Капитана там не было.
— Где капитан? — спросил я рулевого.
— Вниз ушел, — ответил матрос.
— Что он сказал?
— А ничего… Услышал, как вы крикнули: «Так держать!» — заглянул ко мне в картушку компаса и пошел вниз…
Я растерялся. Конечно, давно готовился к тому, что когда-нибудь останусь на мостике один, но так вот неожиданно это случилось… И Фролов ничего не сказал… На мгновение показалось, что я беспомощный котенок, заброшенный в лужу, и подумал, не послать ли матроса за капитаном… Потом вошел в рубку, постоял над картой, снова пересчитал перевод курса, все сходилось, вдруг вспомнил, как не любят капитаны, когда помощники торчат в рубке, и выскочил на мостик.
Пошел четвертый час моей вахты, первой вахты, когда я был на мостике один и весь корабль с его экипажем был доверен мне одному…
Легкий зюйд-вест догонял наш траулер, и встречный поток воздуха не ощущался. Было тихо и спокойно, так тихо бывает лишь на парусном судне, когда ветер несет его по океану, неслышный ветер, без запаха сгоревшего соляра и машинного масла. На паруснике мне довелось плавать лишь однажды, на курсантской практике, но рейс из Клайпеды в Питер и обратно под парусами запомнил на всю жизнь.
И вот теперь на этой первой самостоятельной вахте было почти так, как тогда… Правда, попутный ветер забрасывал дым иногда на мостик, и пахло не так, как на шхуне, и внизу стучала верная «букашка» [12] , но все это были мелочи по сравнению с тем, что я сам, понимаете, сам, без капитанского присмотра, вел судно в открытом море…

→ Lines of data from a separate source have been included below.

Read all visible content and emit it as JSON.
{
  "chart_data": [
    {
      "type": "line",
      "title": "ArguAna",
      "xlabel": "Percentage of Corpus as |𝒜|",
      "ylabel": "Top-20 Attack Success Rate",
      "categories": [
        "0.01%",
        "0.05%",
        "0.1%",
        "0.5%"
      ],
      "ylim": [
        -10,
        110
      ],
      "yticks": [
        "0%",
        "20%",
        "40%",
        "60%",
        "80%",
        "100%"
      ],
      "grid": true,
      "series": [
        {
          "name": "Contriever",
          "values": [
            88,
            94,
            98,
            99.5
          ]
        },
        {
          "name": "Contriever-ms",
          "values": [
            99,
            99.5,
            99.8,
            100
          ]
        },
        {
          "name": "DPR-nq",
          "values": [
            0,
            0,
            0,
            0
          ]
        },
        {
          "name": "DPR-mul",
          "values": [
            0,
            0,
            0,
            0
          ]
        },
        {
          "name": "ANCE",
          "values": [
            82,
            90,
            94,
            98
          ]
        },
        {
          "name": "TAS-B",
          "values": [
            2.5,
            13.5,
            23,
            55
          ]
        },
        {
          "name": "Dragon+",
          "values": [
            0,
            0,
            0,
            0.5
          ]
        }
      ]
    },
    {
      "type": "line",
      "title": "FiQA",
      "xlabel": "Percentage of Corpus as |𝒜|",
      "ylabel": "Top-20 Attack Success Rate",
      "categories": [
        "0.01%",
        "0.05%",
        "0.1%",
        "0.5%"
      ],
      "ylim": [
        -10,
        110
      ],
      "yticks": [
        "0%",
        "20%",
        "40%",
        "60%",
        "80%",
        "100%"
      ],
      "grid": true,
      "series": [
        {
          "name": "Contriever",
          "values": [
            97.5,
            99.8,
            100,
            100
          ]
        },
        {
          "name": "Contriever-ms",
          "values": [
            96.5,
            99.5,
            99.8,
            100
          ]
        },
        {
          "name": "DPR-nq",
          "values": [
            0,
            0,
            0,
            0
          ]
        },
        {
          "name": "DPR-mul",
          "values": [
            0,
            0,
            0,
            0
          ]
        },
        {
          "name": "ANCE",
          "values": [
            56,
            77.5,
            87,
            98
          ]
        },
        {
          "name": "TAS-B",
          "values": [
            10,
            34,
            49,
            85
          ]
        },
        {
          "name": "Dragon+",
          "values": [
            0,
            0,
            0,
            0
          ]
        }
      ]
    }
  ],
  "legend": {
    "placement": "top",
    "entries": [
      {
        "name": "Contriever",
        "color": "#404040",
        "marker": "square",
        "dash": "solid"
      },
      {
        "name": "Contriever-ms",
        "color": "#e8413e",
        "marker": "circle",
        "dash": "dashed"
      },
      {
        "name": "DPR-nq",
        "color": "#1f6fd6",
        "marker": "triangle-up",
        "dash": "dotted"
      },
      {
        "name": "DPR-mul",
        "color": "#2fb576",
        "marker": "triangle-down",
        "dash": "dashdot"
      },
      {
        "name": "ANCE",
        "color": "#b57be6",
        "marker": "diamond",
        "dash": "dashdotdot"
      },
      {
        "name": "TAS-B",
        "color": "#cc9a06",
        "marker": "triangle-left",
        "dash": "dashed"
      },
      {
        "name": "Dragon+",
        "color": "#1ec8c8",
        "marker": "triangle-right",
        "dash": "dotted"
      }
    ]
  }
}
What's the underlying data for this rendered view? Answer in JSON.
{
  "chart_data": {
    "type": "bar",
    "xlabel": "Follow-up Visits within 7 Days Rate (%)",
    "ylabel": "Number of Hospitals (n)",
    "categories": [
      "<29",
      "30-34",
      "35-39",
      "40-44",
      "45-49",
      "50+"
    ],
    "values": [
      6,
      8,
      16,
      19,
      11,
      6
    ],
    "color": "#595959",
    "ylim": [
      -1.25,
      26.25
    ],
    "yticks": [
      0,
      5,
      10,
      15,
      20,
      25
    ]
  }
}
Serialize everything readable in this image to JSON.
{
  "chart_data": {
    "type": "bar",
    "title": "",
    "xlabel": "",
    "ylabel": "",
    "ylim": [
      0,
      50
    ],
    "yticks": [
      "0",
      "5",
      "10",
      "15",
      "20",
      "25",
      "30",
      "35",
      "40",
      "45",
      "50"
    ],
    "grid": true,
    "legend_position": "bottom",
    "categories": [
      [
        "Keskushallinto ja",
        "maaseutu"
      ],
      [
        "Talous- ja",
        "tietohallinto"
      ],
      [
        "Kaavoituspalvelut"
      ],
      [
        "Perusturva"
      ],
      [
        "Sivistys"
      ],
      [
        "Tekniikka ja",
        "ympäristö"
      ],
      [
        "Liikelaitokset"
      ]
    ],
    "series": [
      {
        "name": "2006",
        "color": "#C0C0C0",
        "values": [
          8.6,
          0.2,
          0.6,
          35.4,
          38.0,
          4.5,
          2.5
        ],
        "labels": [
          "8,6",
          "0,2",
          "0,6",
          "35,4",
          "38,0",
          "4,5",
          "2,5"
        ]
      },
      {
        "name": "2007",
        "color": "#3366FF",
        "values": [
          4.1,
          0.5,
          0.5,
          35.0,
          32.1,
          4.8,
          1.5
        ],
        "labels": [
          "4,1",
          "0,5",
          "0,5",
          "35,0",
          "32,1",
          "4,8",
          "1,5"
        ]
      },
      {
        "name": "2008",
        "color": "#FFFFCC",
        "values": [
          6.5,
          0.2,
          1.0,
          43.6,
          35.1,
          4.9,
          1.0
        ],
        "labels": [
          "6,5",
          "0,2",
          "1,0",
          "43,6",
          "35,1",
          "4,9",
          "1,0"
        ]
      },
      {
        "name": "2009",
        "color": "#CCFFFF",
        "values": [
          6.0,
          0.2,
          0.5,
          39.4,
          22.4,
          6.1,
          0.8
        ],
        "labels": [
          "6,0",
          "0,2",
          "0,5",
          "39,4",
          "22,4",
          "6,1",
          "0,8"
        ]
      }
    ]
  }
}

Может быть, и есть слова, точно выражающие те чувства, какие я испытывал, но мне тогда они не пришли на ум, а может быть, они и не существуют, такие слова… Я всегда избегал разговоров о море вслух, не хвалил и не хаял его, для меня быть там — естественное состояние души и тела, хотя, справедливости ради сказать, в море тянет на берег, а на берегу — в море.
12
Так на флоте называют судовой двигатель фирмы «Букау-Вульф».
В полночь меня сменил второй штурман. Капитан так и не появился в рубке.
Когда плавал уже старпомом, мои капитаны нередко оставляли меня за себя, переходя на плавбазу. И в порту швартовался самостоятельно, и рыбу подходил сдавать к рефрижератору — всякое бывало. Но все равно я оставался старпомом, и только. А потом настал и мой черед самостоятельно вывести судно из порта и проложить свой первый курс… И вот, когда за кормой остались входные маяки Приморска, теперь я был хозяином на мостике и понял тогда, что уже не могу быть прежним Волковым. Я один нес ответственность за судно и судьбу доверенного мне экипажа, и не было плеча, на которое можно было бы переложить хоть толику ответственности.
Я знал, сколько глаз устремлено на капитана и как его любое действие оценивается командой, все знал, ведь сам был матросом, видно, недаром Кодекс торгового мореплавания СССР требует, чтобы и самый малый штурманский диплом выдавался человеку, наплававшему определенный матросский ценз, недаром устроено так, что путь на капитанский мостик лежит через драйку палубы и чистку гальюнов…
Теперь я не имел права на ошибку, потому как стал капитаном. А вдруг ошибка все-таки совершена? Как тогда поступать? Словом, есть над чем задуматься тому, кто принял на себя капитанский жребий.